If you're a Windows gamer, interested only in the frame rate that can be maintained by your GPU, the NVidia philosophy is to your benefit. When the GPU isn't needed to calculate a screen update, it's also reasonable to assume the CPUs don't have anything to do except wait for the next screen update. By using the spin-wait concept, the CPU is able to start processing the next screen update within a couple of instructions. The AMD philosophy requires an interrupt to be processes and the state of the OS to be evaluated before the attention of the CPU can be assigned to a free CPU (or if they're all busy doing something else, the lowest priority task can be suspended before processing the next screen update can begin.

Sure, this is contrary to the interests of folks like you who are primarily interested in FAH -- but NVidia knows that interest in FAH doesn't sell as many GPUs as interest in games does.
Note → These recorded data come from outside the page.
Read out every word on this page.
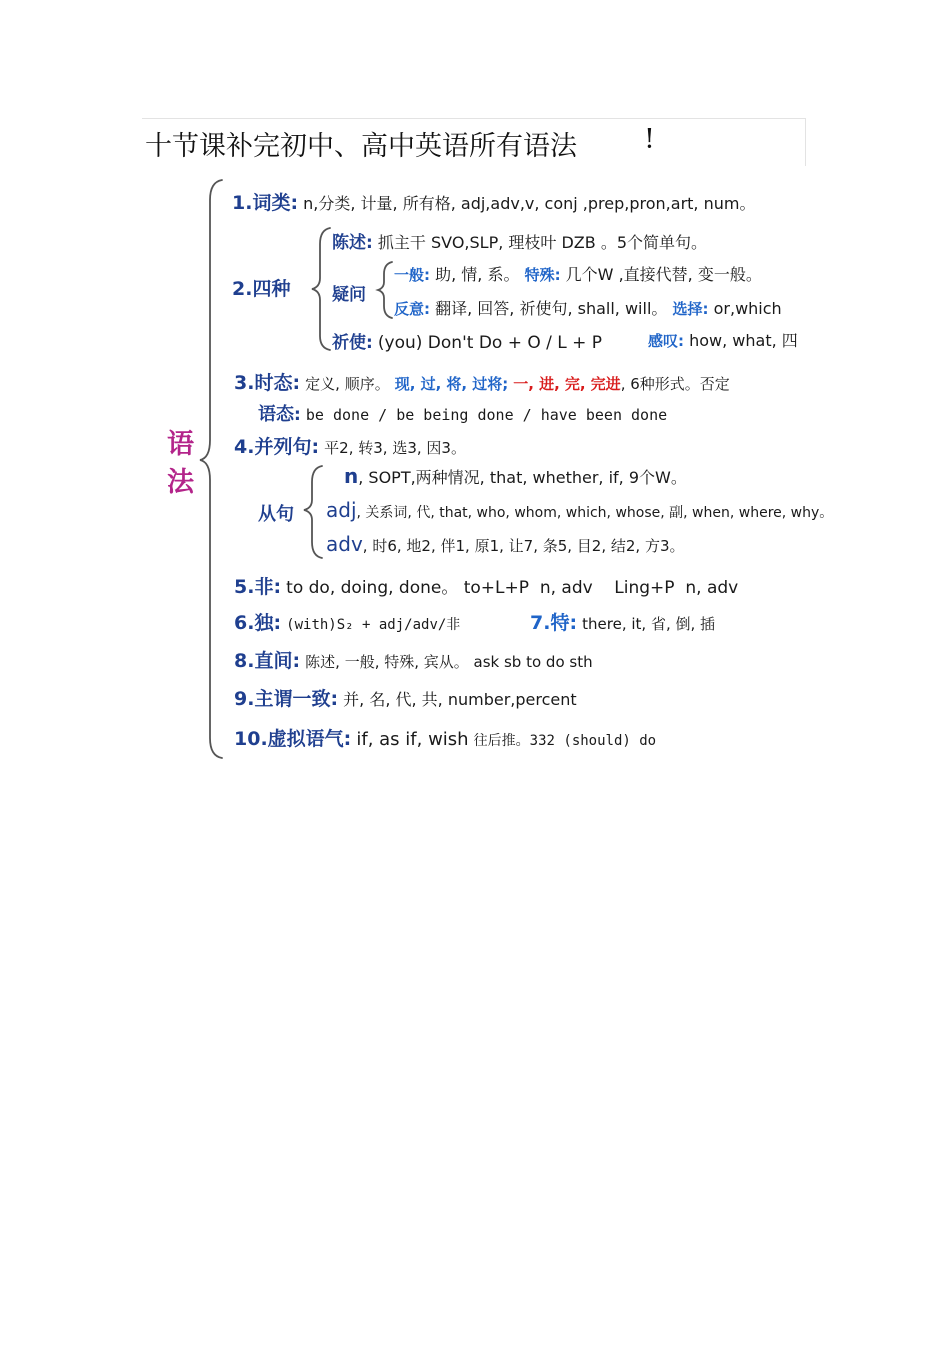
十节课补完初中、高中英语所有语法 !
语
法
1.词类: n,分类, 计量, 所有格, adj,adv,v, conj ,prep,pron,art, num。
2.四种
陈述: 抓主干 SVO,SLP, 理枝叶 DZB 。5个简单句。
疑问
一般: 助, 情, 系。 特殊: 几个W ,直接代替, 变一般。
反意: 翻译, 回答, 祈使句, shall, will。 选择: or,which
祈使: (you) Don't Do + O / L + P	感叹: how, what, 四
3.时态: 定义, 顺序。 现, 过, 将, 过将; 一, 进, 完, 完进, 6种形式。否定
语态: be done / be being done / have been done
4.并列句: 平2, 转3, 选3, 因3。
从句
n, SOPT,两种情况, that, whether, if, 9个W。
adj, 关系词, 代, that, who, whom, which, whose, 副, when, where, why。
adv, 时6, 地2, 伴1, 原1, 让7, 条5, 目2, 结2, 方3。
5.非: to do, doing, done。 to+L+P  n, adv    Ling+P  n, adv
6.独: (with)S₂ + adj/adv/非	7.特: there, it, 省, 倒, 插
8.直间: 陈述, 一般, 特殊, 宾从。 ask sb to do sth
9.主谓一致: 并, 名, 代, 共, number,percent
10.虚拟语气: if, as if, wish 往后推。332 (should) do
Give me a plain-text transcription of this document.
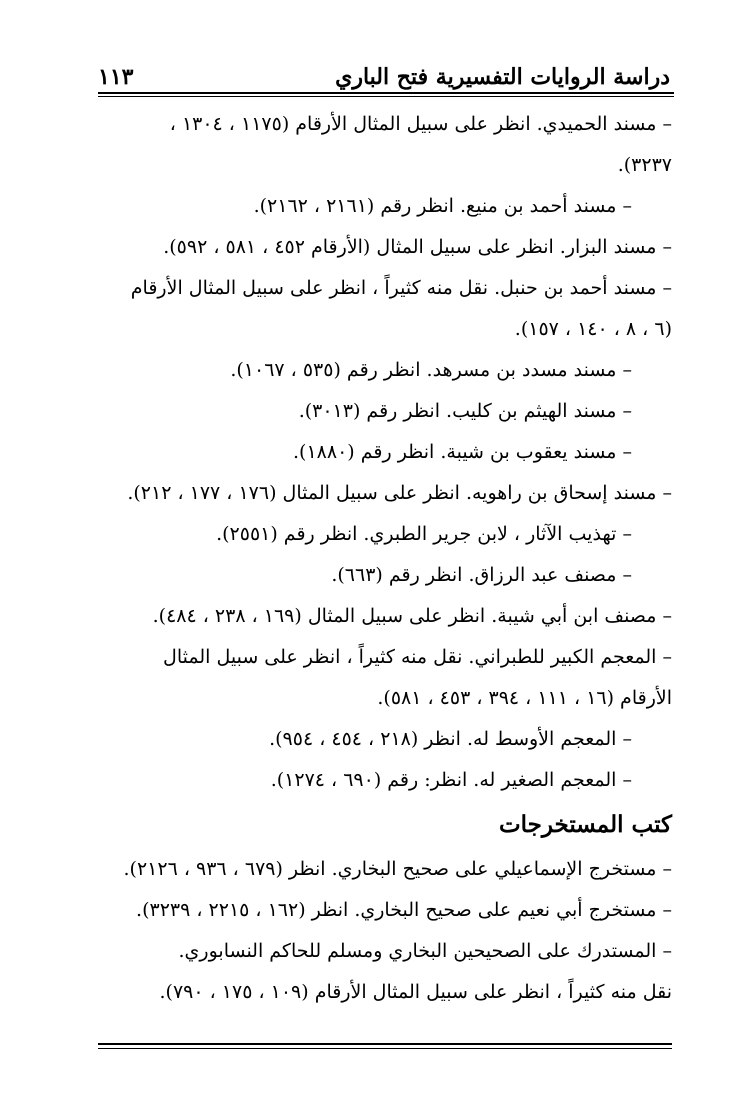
دراسة الروايات التفسيرية فتح الباري
١١٣
– مسند الحميدي. انظر على سبيل المثال الأرقام (١١٧٥ ، ١٣٠٤ ،
٣٢٣٧).
– مسند أحمد بن منيع. انظر رقم (٢١٦١ ، ٢١٦٢).
– مسند البزار. انظر على سبيل المثال (الأرقام ٤٥٢ ، ٥٨١ ، ٥٩٢).
– مسند أحمد بن حنبل. نقل منه كثيراً ، انظر على سبيل المثال الأرقام
(٦ ، ٨ ، ١٤٠ ، ١٥٧).
– مسند مسدد بن مسرهد. انظر رقم (٥٣٥ ، ١٠٦٧).
– مسند الهيثم بن كليب. انظر رقم (٣٠١٣).
– مسند يعقوب بن شيبة. انظر رقم (١٨٨٠).
– مسند إسحاق بن راهويه. انظر على سبيل المثال (١٧٦ ، ١٧٧ ، ٢١٢).
– تهذيب الآثار ، لابن جرير الطبري. انظر رقم (٢٥٥١).
– مصنف عبد الرزاق. انظر رقم (٦٦٣).
– مصنف ابن أبي شيبة. انظر على سبيل المثال (١٦٩ ، ٢٣٨ ، ٤٨٤).
– المعجم الكبير للطبراني. نقل منه كثيراً ، انظر على سبيل المثال
الأرقام (١٦ ، ١١١ ، ٣٩٤ ، ٤٥٣ ، ٥٨١).
– المعجم الأوسط له. انظر (٢١٨ ، ٤٥٤ ، ٩٥٤).
– المعجم الصغير له. انظر: رقم (٦٩٠ ، ١٢٧٤).
كتب المستخرجات
– مستخرج الإسماعيلي على صحيح البخاري. انظر (٦٧٩ ، ٩٣٦ ، ٢١٢٦).
– مستخرج أبي نعيم على صحيح البخاري. انظر (١٦٢ ، ٢٢١٥ ، ٣٢٣٩).
– المستدرك على الصحيحين البخاري ومسلم للحاكم النسابوري.
نقل منه كثيراً ، انظر على سبيل المثال الأرقام (١٠٩ ، ١٧٥ ، ٧٩٠).
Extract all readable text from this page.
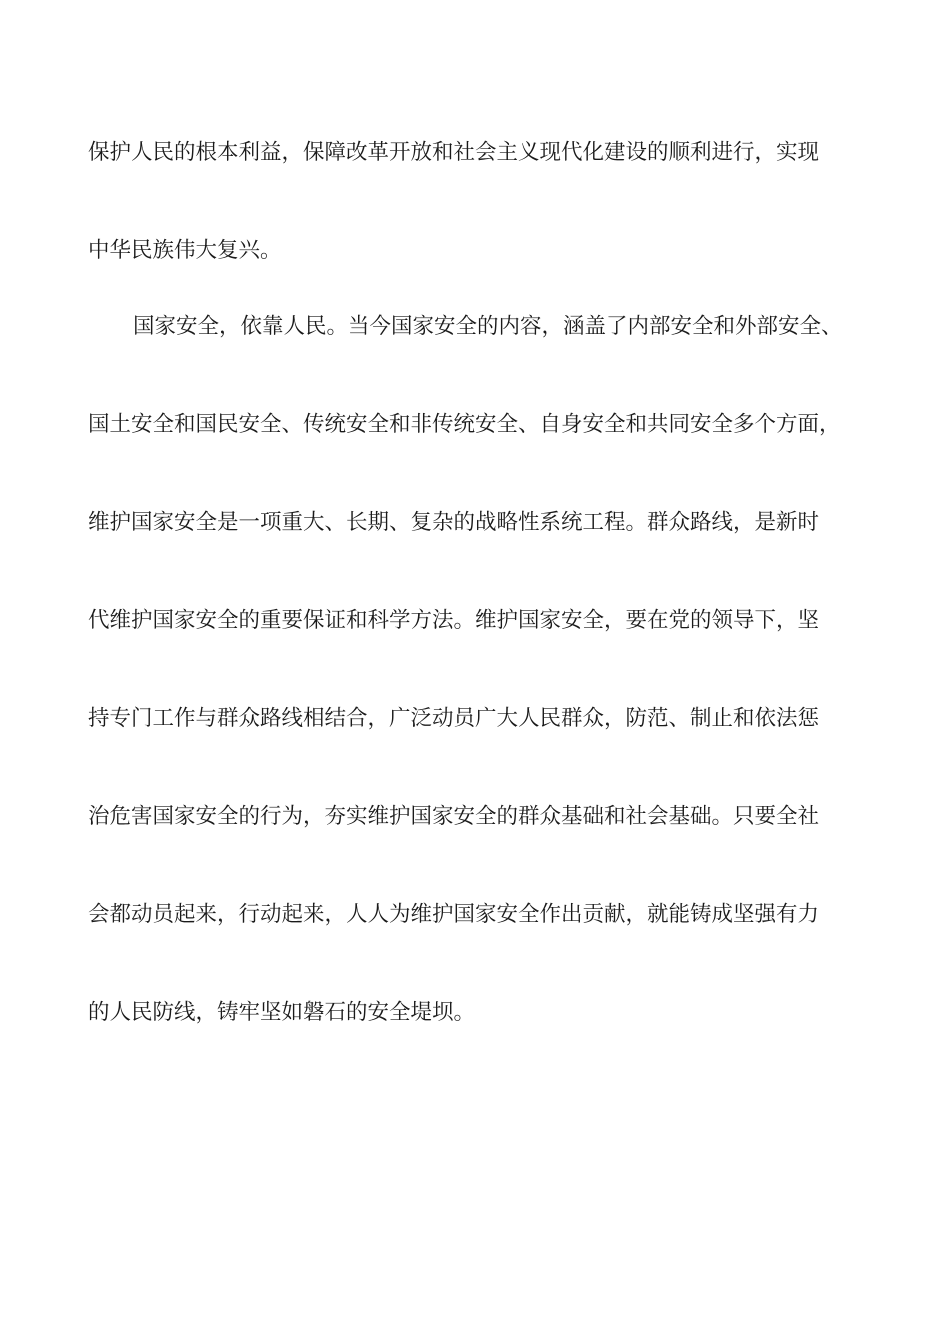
保护人民的根本利益，保障改革开放和社会主义现代化建设的顺利进行，实现
中华民族伟大复兴。
国家安全，依靠人民。当今国家安全的内容，涵盖了内部安全和外部安全、
国土安全和国民安全、传统安全和非传统安全、自身安全和共同安全多个方面，
维护国家安全是一项重大、长期、复杂的战略性系统工程。群众路线，是新时
代维护国家安全的重要保证和科学方法。维护国家安全，要在党的领导下，坚
持专门工作与群众路线相结合，广泛动员广大人民群众，防范、制止和依法惩
治危害国家安全的行为，夯实维护国家安全的群众基础和社会基础。只要全社
会都动员起来，行动起来，人人为维护国家安全作出贡献，就能铸成坚强有力
的人民防线，铸牢坚如磐石的安全堤坝。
Re: Folding@Home RAM usage grows until exceeded, then PC cra

Posted: Thu Nov 28, 2019 1:11 am
by MeeLee
So we might be able to conclude that Windows "forces" 1 CPU core per 1 GPU slot whereas Archlinux does not, and is therefore far more efficient with CPU management where Folding is concerned.
Not really.
Nvidia drivers are the cause of a full CPU thread load, even on Linux.
Has nothing to do with Windows.
Windows overall is just less efficient over the PCIE bus than Linux.
But the 100% CPU core utilization comes from Nvidia drivers.

Like I mentioned before, the '1 GPU per core' can be easily bypassed.
Just forcing 3 or 4 nVidia GPUs to work on 1 or 2 cores 'can' be done.
If the GPUs aren't too fast, and the CPU can keep up, you'll only notice a mild performance penalty; and in terms of performance, the Nvidia drivers should operate exactly the same as AMD's.

A 4Ghz CPU can easily run 2 RTX 2060s per core, as an RTX 2060 really only needs a single core CPU running at 1,8Ghz frequency.
Using this system, Nvidia will automatically disable their core thread filling; and taskmanager (variants, like htop,...) will show you truly how much CPU core activity those 2 gpus cause.

If you force 4 faster GPUs (eg: 2080s) on a slower CPU (eg: a 3Ghz dual core), the CPU will become the bottleneck, and performance plummets.